Je suis heureux que ces fortes têtes tombent, parce qu'il y a, au sein de mon parti, une tendance ancienne à laisser faire, un coupable laxisme, au nom de la démocratie interne. Sauf que la démocratie a bon dos, quand il s'agit pour des élus de piétiner les choix du parti et de cracher sur les décisions du gouvernement. J'ai été traumatisé (le mot n'est pas trop fort) par ce qui s'est passé en 2005 : la majorité du parti avait démocratiquement adopté la Constitution européenne, la minorité de l'aile gauche s'est assise sur ce vote et a miné de l'intérieur le PS en militant contre sa direction et la décision des adhérents.
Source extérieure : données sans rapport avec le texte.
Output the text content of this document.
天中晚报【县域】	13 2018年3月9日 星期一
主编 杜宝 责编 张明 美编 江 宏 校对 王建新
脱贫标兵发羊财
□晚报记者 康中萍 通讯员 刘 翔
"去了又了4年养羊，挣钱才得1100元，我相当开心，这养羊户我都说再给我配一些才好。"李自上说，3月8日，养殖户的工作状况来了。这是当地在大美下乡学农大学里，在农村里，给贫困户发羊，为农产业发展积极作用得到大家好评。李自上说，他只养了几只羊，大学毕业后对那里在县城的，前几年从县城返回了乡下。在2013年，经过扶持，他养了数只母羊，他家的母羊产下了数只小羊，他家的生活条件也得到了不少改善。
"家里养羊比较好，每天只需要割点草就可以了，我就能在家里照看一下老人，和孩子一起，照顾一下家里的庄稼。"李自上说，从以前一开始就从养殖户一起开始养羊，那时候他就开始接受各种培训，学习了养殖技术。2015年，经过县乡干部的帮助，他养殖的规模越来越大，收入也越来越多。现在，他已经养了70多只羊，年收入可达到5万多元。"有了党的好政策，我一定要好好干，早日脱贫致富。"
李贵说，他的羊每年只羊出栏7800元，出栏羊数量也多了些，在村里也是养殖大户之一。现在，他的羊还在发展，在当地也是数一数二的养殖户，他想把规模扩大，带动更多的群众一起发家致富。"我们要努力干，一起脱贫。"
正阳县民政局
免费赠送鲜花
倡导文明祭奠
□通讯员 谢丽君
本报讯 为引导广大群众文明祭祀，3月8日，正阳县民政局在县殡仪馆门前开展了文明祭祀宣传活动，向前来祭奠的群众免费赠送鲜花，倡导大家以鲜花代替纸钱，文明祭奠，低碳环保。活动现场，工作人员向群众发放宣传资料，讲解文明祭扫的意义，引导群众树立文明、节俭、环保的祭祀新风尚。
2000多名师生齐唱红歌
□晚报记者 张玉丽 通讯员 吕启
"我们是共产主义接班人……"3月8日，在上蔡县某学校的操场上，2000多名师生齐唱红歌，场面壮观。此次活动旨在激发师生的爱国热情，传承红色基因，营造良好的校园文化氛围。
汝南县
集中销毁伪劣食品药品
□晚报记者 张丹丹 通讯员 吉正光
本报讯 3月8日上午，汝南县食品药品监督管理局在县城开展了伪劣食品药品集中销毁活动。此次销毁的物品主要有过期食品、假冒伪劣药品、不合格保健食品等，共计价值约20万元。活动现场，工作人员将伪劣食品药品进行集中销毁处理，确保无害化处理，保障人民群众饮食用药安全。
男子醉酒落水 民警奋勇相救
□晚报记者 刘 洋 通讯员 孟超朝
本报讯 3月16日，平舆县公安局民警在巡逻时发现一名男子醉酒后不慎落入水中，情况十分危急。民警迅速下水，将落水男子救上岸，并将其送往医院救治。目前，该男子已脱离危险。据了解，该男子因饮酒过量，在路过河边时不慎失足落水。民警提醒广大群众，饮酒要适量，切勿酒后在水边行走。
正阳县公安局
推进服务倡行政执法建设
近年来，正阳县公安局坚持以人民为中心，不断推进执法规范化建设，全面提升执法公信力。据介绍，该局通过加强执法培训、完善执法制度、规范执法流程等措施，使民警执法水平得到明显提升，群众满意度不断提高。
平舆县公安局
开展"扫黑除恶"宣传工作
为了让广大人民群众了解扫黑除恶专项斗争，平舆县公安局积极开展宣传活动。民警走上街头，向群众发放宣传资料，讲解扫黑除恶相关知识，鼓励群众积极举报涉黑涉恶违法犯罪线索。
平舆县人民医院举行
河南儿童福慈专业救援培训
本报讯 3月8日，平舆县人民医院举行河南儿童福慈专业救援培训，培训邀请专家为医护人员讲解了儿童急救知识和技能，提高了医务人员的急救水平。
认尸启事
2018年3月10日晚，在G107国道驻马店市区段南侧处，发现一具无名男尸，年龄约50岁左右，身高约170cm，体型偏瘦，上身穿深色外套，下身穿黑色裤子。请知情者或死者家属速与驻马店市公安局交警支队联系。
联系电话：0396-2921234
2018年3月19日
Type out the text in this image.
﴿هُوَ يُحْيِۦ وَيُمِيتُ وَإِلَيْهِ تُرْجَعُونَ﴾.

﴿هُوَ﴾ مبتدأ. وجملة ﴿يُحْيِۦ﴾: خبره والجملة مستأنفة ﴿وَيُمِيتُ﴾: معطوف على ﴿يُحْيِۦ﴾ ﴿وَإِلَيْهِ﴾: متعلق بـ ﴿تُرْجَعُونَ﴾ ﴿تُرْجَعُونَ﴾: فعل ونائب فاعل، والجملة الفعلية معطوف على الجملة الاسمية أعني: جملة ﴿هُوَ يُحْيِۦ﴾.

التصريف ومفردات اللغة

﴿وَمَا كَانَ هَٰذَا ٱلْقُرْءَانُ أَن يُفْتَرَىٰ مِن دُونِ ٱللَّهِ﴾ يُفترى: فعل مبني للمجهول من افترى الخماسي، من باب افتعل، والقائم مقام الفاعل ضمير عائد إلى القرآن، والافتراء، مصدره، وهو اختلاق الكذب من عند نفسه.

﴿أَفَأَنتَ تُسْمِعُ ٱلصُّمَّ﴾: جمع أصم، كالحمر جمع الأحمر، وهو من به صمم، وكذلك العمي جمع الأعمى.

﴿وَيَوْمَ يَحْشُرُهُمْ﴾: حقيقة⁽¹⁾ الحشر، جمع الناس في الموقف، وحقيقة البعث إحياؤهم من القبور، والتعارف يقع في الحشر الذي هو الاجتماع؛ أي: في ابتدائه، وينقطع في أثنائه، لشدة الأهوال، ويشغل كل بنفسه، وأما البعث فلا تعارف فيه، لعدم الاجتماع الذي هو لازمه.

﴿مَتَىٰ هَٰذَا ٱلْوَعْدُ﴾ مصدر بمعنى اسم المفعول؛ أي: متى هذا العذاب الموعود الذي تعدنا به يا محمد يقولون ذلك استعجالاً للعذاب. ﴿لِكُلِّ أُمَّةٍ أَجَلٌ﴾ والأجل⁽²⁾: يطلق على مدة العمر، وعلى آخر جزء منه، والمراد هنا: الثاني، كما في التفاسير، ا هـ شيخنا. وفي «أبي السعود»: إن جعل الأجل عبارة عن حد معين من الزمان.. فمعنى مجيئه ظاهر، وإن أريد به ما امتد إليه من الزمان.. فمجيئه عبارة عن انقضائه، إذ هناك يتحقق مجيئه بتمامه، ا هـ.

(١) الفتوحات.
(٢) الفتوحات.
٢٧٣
A l'époque, aucune tête n'était tombée, la gangrène avait gagné tout le parti, en une sorte de chienlit délibérée.

Ce n'est pas tant les méfaits des frondeurs au sein du groupe parlementaire qui m'inquiètent : ils sont peu nombreux et isolés, encore plus depuis les sanctions prises aujourd'hui par Bruno Le Roux. Non, ce qui me préoccupe, ce qui me semble périlleux, c'est le mauvais exemple donné à la base du parti. Tout ce que les sections comportent de pétomanes de la contestation risquait, sur le modèle des frondeurs, de jouer de concert contre le parti et le pouvoir auprès de l'opinion. Ce soir, ils y réfléchiront à deux fois, ils savent que l'air de 2005 n'est plus possible.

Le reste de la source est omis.